Many California cities have made significant strides in moving people from streets and shelters into safe, stable housing. The Los Angeles Housing Services Authority, buoyed by fresh state and local funds approved by voters, estimated that it was able to place more than 20,000 people experiencing homelessness into housing last year.

So why did L.A. County’s homeless population still grow 12% between 2018 and 2019? Because an estimated 55,000 residents simultaneously lost a place to live, according to the Los Angeles Homeless Services Authority (another source puts the number closer to 34,000) . San Francisco officials say for every homeless person they house, another three fall into homelessness.

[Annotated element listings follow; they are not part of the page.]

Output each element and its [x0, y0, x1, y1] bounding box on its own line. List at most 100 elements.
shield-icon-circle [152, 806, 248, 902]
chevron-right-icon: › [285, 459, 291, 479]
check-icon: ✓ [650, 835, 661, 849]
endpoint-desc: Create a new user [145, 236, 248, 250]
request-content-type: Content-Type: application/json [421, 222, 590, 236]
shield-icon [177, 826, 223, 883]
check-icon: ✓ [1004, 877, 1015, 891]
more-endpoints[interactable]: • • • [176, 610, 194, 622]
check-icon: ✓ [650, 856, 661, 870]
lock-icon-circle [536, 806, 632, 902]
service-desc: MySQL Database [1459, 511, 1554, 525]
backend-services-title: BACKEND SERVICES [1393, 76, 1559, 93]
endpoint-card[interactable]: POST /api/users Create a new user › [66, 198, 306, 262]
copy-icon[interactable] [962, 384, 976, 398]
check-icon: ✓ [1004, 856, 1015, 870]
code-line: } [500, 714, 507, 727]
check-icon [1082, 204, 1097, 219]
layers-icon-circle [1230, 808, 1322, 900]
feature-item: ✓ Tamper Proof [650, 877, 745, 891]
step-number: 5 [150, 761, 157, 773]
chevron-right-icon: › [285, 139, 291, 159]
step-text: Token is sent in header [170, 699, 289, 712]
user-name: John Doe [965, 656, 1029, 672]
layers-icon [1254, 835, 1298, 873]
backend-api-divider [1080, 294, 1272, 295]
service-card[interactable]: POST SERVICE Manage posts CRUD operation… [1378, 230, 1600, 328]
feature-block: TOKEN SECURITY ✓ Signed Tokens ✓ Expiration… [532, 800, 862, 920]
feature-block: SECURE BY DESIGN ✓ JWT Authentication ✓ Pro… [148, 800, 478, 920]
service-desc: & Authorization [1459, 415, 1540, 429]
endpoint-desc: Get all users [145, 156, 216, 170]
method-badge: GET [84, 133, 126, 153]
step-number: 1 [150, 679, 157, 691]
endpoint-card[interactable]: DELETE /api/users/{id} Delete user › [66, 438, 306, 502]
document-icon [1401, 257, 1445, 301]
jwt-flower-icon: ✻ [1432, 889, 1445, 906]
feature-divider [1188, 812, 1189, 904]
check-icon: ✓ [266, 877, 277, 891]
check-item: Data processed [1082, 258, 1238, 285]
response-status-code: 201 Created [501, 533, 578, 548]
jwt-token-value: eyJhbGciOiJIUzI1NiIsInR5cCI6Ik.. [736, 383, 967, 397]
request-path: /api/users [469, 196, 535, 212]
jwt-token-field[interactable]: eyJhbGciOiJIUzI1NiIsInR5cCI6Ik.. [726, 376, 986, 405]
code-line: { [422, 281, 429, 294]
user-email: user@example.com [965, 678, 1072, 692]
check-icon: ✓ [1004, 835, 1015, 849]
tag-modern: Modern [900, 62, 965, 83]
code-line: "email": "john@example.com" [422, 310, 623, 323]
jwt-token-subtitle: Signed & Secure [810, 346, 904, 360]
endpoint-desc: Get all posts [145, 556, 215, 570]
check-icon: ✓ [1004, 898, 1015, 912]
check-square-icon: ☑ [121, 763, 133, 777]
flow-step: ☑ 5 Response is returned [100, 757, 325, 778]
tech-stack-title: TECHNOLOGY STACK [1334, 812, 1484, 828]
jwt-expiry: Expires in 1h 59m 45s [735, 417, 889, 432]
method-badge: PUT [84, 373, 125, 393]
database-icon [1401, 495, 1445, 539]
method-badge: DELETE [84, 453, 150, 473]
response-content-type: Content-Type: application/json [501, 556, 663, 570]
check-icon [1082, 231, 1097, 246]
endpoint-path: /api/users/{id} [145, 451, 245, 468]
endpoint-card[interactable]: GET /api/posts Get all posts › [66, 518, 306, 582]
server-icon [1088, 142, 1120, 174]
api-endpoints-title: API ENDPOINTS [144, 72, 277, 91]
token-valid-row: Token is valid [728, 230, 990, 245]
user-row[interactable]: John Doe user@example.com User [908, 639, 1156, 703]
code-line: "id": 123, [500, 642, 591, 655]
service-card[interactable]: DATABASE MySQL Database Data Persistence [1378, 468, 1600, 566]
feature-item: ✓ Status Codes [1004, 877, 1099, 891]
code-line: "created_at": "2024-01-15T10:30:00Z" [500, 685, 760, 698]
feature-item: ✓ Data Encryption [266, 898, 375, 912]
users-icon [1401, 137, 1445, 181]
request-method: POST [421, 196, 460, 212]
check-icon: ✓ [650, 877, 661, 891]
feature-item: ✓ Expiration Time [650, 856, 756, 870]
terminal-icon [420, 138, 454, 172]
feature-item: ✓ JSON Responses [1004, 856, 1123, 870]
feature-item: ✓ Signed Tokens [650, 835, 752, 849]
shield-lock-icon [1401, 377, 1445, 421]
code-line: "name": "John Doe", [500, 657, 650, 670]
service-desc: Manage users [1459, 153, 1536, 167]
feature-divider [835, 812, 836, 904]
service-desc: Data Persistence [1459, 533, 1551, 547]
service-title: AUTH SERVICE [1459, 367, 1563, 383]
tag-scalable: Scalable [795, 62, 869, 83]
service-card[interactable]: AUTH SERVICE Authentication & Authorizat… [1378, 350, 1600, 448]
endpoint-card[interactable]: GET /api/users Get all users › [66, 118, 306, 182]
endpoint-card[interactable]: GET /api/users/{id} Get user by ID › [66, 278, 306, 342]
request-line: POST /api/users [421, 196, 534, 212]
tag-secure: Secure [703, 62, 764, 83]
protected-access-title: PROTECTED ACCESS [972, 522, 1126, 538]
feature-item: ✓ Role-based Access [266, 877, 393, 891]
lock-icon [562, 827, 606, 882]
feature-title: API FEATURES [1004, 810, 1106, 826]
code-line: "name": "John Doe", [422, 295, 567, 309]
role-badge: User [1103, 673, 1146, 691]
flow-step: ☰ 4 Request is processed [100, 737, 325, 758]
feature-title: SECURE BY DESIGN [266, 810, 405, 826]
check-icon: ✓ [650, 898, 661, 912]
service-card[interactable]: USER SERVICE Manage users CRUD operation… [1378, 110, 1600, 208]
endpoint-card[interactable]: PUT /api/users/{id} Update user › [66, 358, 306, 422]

Much to the chagrin of local politicians trying to prove taxpayer money is being spent effectively, new shelters and supportive housing will have trouble making a dent in visible homelessness unless the spigot is plugged in the first place.

States and local governments across the country (including California) are devoting a rising share of homelessness resources to prevention strategies. These include:

  • Eviction counseling and defense: Being evicted — forcibly removed from an apartment — can lead to devastating family housing instability. An eviction record also makes it exceedingly difficult to find rental housing. The Newsom administration bulked up legal services in last year’s budget for low-income tenants facing evictions.
  • Emergency rental assistance: New York and Chicago have seen early successes with programs that provide small cash assistance and landlord mediation services to renters struggling to make ends meet. Many California cities have versions of these programs. But targeting emergency aid to those most at risk of homelessness can be difficult. A pilot project from Los Angeles County, UCLA and the University of Chicago hopes to use big data and predictive analytics to better target emergency services to stem homelessness.
  • Diversion and rapid re-housing: Quickly connecting individuals who just lost their home with a new one is one of the most cost effective ways of preventing long-term homelessness. In rapid re-housing programs, people teetering on the verge of homelessness or new to a shelter are often provided a security deposit, first month’s rent (or more), and connected to a landlord with an immediate vacancy.